Robert Storr is an American curator, academic, critic, and painter. He was named Dean of the Yale School of Art for a five-year period beginning July 2006 and was the director of the Venice Biennale in 2007. He has been described as a “vital link between the museum world and academia” and “a gifted writer”.

here is an interview

wrote 2 books on richter, my favorite current artist. doubt and belief in painting is an interesting one

key takeaways:

  • next biennale in june. i am going who is coming?
  • volta in basel as well


above richter

  • brazillian favelas as creating and designing a neighborhood


  • artists that are ‘successful’ are often not from the country in which they become popular. their identity and nationality is complex. if art is ahead of ‘culture’ by decades, how does that reflect on identity and globalization?
  • does art have silos?
  • demian hirst as ‘bad art’? important cultural figure but not good enough?
  • artists who have done well in their regions, local galleries, that is where real art happens
  • no real art capital where things are happening. berlin is going to be the next place.
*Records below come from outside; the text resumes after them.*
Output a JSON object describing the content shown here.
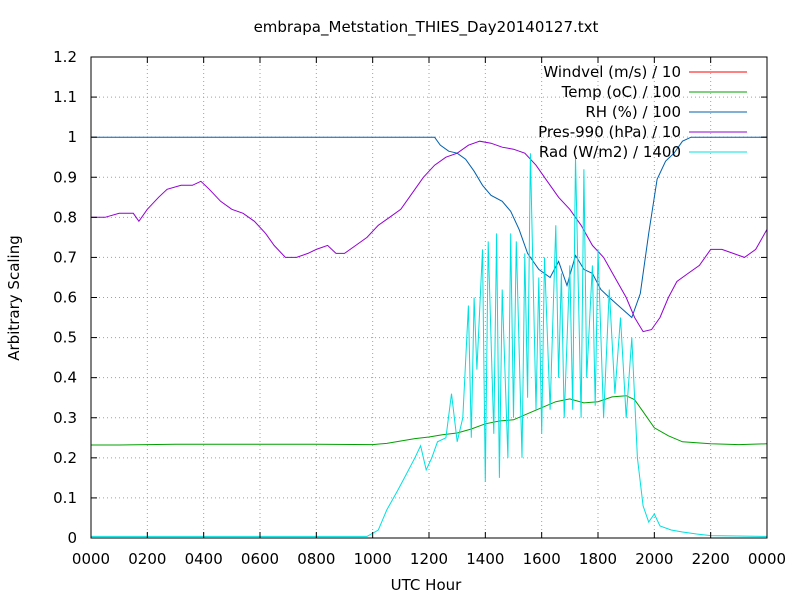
{
  "chart_data": {
    "type": "line",
    "title": "embrapa_Metstation_THIES_Day20140127.txt",
    "xlabel": "UTC Hour",
    "ylabel": "Arbitrary Scaling",
    "xlim": [
      0,
      24
    ],
    "ylim": [
      0,
      1.2
    ],
    "grid": true,
    "legend_position": "top-right",
    "x_ticks": [
      {
        "value": 0,
        "label": "0000"
      },
      {
        "value": 2,
        "label": "0200"
      },
      {
        "value": 4,
        "label": "0400"
      },
      {
        "value": 6,
        "label": "0600"
      },
      {
        "value": 8,
        "label": "0800"
      },
      {
        "value": 10,
        "label": "1000"
      },
      {
        "value": 12,
        "label": "1200"
      },
      {
        "value": 14,
        "label": "1400"
      },
      {
        "value": 16,
        "label": "1600"
      },
      {
        "value": 18,
        "label": "1800"
      },
      {
        "value": 20,
        "label": "2000"
      },
      {
        "value": 22,
        "label": "2200"
      },
      {
        "value": 24,
        "label": "0000"
      }
    ],
    "y_ticks": [
      {
        "value": 0,
        "label": "0"
      },
      {
        "value": 0.1,
        "label": "0.1"
      },
      {
        "value": 0.2,
        "label": "0.2"
      },
      {
        "value": 0.3,
        "label": "0.3"
      },
      {
        "value": 0.4,
        "label": "0.4"
      },
      {
        "value": 0.5,
        "label": "0.5"
      },
      {
        "value": 0.6,
        "label": "0.6"
      },
      {
        "value": 0.7,
        "label": "0.7"
      },
      {
        "value": 0.8,
        "label": "0.8"
      },
      {
        "value": 0.9,
        "label": "0.9"
      },
      {
        "value": 1,
        "label": "1"
      },
      {
        "value": 1.1,
        "label": "1.1"
      },
      {
        "value": 1.2,
        "label": "1.2"
      }
    ],
    "series": [
      {
        "name": "Windvel (m/s) / 10",
        "color": "#ff0000",
        "points": [
          [
            0,
            0
          ],
          [
            24,
            0
          ]
        ]
      },
      {
        "name": "Temp (oC) / 100",
        "color": "#00a000",
        "points": [
          [
            0,
            0.232
          ],
          [
            1,
            0.232
          ],
          [
            2,
            0.233
          ],
          [
            3,
            0.234
          ],
          [
            4,
            0.234
          ],
          [
            6,
            0.234
          ],
          [
            8,
            0.234
          ],
          [
            10,
            0.233
          ],
          [
            10.5,
            0.236
          ],
          [
            11,
            0.242
          ],
          [
            11.5,
            0.248
          ],
          [
            12,
            0.252
          ],
          [
            12.5,
            0.258
          ],
          [
            13,
            0.262
          ],
          [
            13.5,
            0.272
          ],
          [
            14,
            0.285
          ],
          [
            14.5,
            0.292
          ],
          [
            15,
            0.295
          ],
          [
            15.5,
            0.31
          ],
          [
            16,
            0.325
          ],
          [
            16.5,
            0.34
          ],
          [
            17,
            0.347
          ],
          [
            17.5,
            0.337
          ],
          [
            18,
            0.34
          ],
          [
            18.5,
            0.352
          ],
          [
            19,
            0.355
          ],
          [
            19.3,
            0.345
          ],
          [
            19.6,
            0.315
          ],
          [
            20,
            0.275
          ],
          [
            20.5,
            0.255
          ],
          [
            21,
            0.24
          ],
          [
            22,
            0.235
          ],
          [
            23,
            0.233
          ],
          [
            24,
            0.235
          ]
        ]
      },
      {
        "name": "RH (%) / 100",
        "color": "#0060ad",
        "points": [
          [
            0,
            1.0
          ],
          [
            12,
            1.0
          ],
          [
            12.2,
            1.0
          ],
          [
            12.4,
            0.98
          ],
          [
            12.7,
            0.965
          ],
          [
            13,
            0.96
          ],
          [
            13.3,
            0.945
          ],
          [
            13.6,
            0.915
          ],
          [
            13.9,
            0.88
          ],
          [
            14.2,
            0.855
          ],
          [
            14.6,
            0.84
          ],
          [
            14.9,
            0.815
          ],
          [
            15.2,
            0.77
          ],
          [
            15.5,
            0.71
          ],
          [
            15.9,
            0.67
          ],
          [
            16.3,
            0.65
          ],
          [
            16.6,
            0.69
          ],
          [
            16.9,
            0.63
          ],
          [
            17.2,
            0.705
          ],
          [
            17.5,
            0.67
          ],
          [
            17.8,
            0.66
          ],
          [
            18.1,
            0.62
          ],
          [
            18.4,
            0.6
          ],
          [
            18.8,
            0.575
          ],
          [
            19.2,
            0.55
          ],
          [
            19.5,
            0.61
          ],
          [
            19.8,
            0.76
          ],
          [
            20.1,
            0.895
          ],
          [
            20.4,
            0.94
          ],
          [
            20.7,
            0.96
          ],
          [
            21,
            0.99
          ],
          [
            21.3,
            1.0
          ],
          [
            24,
            1.0
          ]
        ]
      },
      {
        "name": "Pres-990 (hPa) / 10",
        "color": "#9400d3",
        "points": [
          [
            0,
            0.8
          ],
          [
            0.5,
            0.8
          ],
          [
            1,
            0.81
          ],
          [
            1.5,
            0.81
          ],
          [
            1.7,
            0.79
          ],
          [
            2,
            0.82
          ],
          [
            2.4,
            0.85
          ],
          [
            2.7,
            0.87
          ],
          [
            3.2,
            0.88
          ],
          [
            3.6,
            0.88
          ],
          [
            3.9,
            0.89
          ],
          [
            4.2,
            0.87
          ],
          [
            4.6,
            0.84
          ],
          [
            5,
            0.82
          ],
          [
            5.4,
            0.81
          ],
          [
            5.8,
            0.79
          ],
          [
            6.2,
            0.76
          ],
          [
            6.5,
            0.73
          ],
          [
            6.9,
            0.7
          ],
          [
            7.3,
            0.7
          ],
          [
            7.7,
            0.71
          ],
          [
            8,
            0.72
          ],
          [
            8.4,
            0.73
          ],
          [
            8.7,
            0.71
          ],
          [
            9,
            0.71
          ],
          [
            9.4,
            0.73
          ],
          [
            9.8,
            0.75
          ],
          [
            10.2,
            0.78
          ],
          [
            10.6,
            0.8
          ],
          [
            11,
            0.82
          ],
          [
            11.4,
            0.86
          ],
          [
            11.8,
            0.9
          ],
          [
            12.2,
            0.93
          ],
          [
            12.6,
            0.95
          ],
          [
            13,
            0.96
          ],
          [
            13.4,
            0.98
          ],
          [
            13.8,
            0.99
          ],
          [
            14.2,
            0.985
          ],
          [
            14.6,
            0.975
          ],
          [
            15,
            0.97
          ],
          [
            15.4,
            0.96
          ],
          [
            15.8,
            0.93
          ],
          [
            16.2,
            0.89
          ],
          [
            16.6,
            0.85
          ],
          [
            17,
            0.82
          ],
          [
            17.4,
            0.78
          ],
          [
            17.8,
            0.73
          ],
          [
            18.2,
            0.7
          ],
          [
            18.6,
            0.65
          ],
          [
            19,
            0.6
          ],
          [
            19.3,
            0.55
          ],
          [
            19.6,
            0.515
          ],
          [
            19.9,
            0.52
          ],
          [
            20.2,
            0.55
          ],
          [
            20.5,
            0.6
          ],
          [
            20.8,
            0.64
          ],
          [
            21.2,
            0.66
          ],
          [
            21.6,
            0.68
          ],
          [
            22,
            0.72
          ],
          [
            22.4,
            0.72
          ],
          [
            22.8,
            0.71
          ],
          [
            23.2,
            0.7
          ],
          [
            23.6,
            0.72
          ],
          [
            24,
            0.77
          ]
        ]
      },
      {
        "name": "Rad (W/m2) / 1400",
        "color": "#00e0e0",
        "points": [
          [
            0,
            0.004
          ],
          [
            9.8,
            0.004
          ],
          [
            10.2,
            0.02
          ],
          [
            10.5,
            0.07
          ],
          [
            10.9,
            0.12
          ],
          [
            11.2,
            0.16
          ],
          [
            11.5,
            0.2
          ],
          [
            11.7,
            0.23
          ],
          [
            11.9,
            0.17
          ],
          [
            12.1,
            0.2
          ],
          [
            12.3,
            0.24
          ],
          [
            12.6,
            0.25
          ],
          [
            12.8,
            0.36
          ],
          [
            13,
            0.24
          ],
          [
            13.2,
            0.3
          ],
          [
            13.4,
            0.58
          ],
          [
            13.5,
            0.25
          ],
          [
            13.6,
            0.6
          ],
          [
            13.7,
            0.42
          ],
          [
            13.9,
            0.72
          ],
          [
            14,
            0.14
          ],
          [
            14.1,
            0.74
          ],
          [
            14.3,
            0.26
          ],
          [
            14.4,
            0.76
          ],
          [
            14.5,
            0.15
          ],
          [
            14.6,
            0.62
          ],
          [
            14.8,
            0.2
          ],
          [
            14.9,
            0.76
          ],
          [
            15,
            0.3
          ],
          [
            15.1,
            0.74
          ],
          [
            15.3,
            0.2
          ],
          [
            15.4,
            0.71
          ],
          [
            15.5,
            0.35
          ],
          [
            15.6,
            0.96
          ],
          [
            15.8,
            0.32
          ],
          [
            15.9,
            0.65
          ],
          [
            16,
            0.26
          ],
          [
            16.1,
            0.7
          ],
          [
            16.3,
            0.32
          ],
          [
            16.5,
            0.78
          ],
          [
            16.6,
            0.4
          ],
          [
            16.7,
            0.66
          ],
          [
            16.8,
            0.3
          ],
          [
            17,
            0.68
          ],
          [
            17.1,
            0.32
          ],
          [
            17.2,
            0.95
          ],
          [
            17.4,
            0.3
          ],
          [
            17.5,
            0.92
          ],
          [
            17.6,
            0.4
          ],
          [
            17.8,
            0.68
          ],
          [
            17.9,
            0.33
          ],
          [
            18,
            0.72
          ],
          [
            18.2,
            0.3
          ],
          [
            18.4,
            0.62
          ],
          [
            18.6,
            0.36
          ],
          [
            18.8,
            0.55
          ],
          [
            19,
            0.3
          ],
          [
            19.2,
            0.5
          ],
          [
            19.4,
            0.2
          ],
          [
            19.6,
            0.08
          ],
          [
            19.8,
            0.04
          ],
          [
            20,
            0.06
          ],
          [
            20.2,
            0.03
          ],
          [
            20.6,
            0.02
          ],
          [
            21,
            0.015
          ],
          [
            21.5,
            0.01
          ],
          [
            22,
            0.006
          ],
          [
            24,
            0.004
          ]
        ]
      }
    ]
  }
}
a god has died, a new one is born.

  • wallid raad, the atlas project
  • suspicion of collective a priori requirements, though is an indispensable  phase
  • respect something that is moving along in its own way

identity should be like garments of north africa. once in a while some nakedness should be visible.

  • art as a form of foreign policy
  • maus, a great book
  • studio museum harlem
  • cartoons as art. i agree that it is an under-rated medium
  • art as a way to learn how to learn
  • artis, promoting israeli contemporary art
  • artis, art tours study abroad.
  • imitating art similar to learning another language.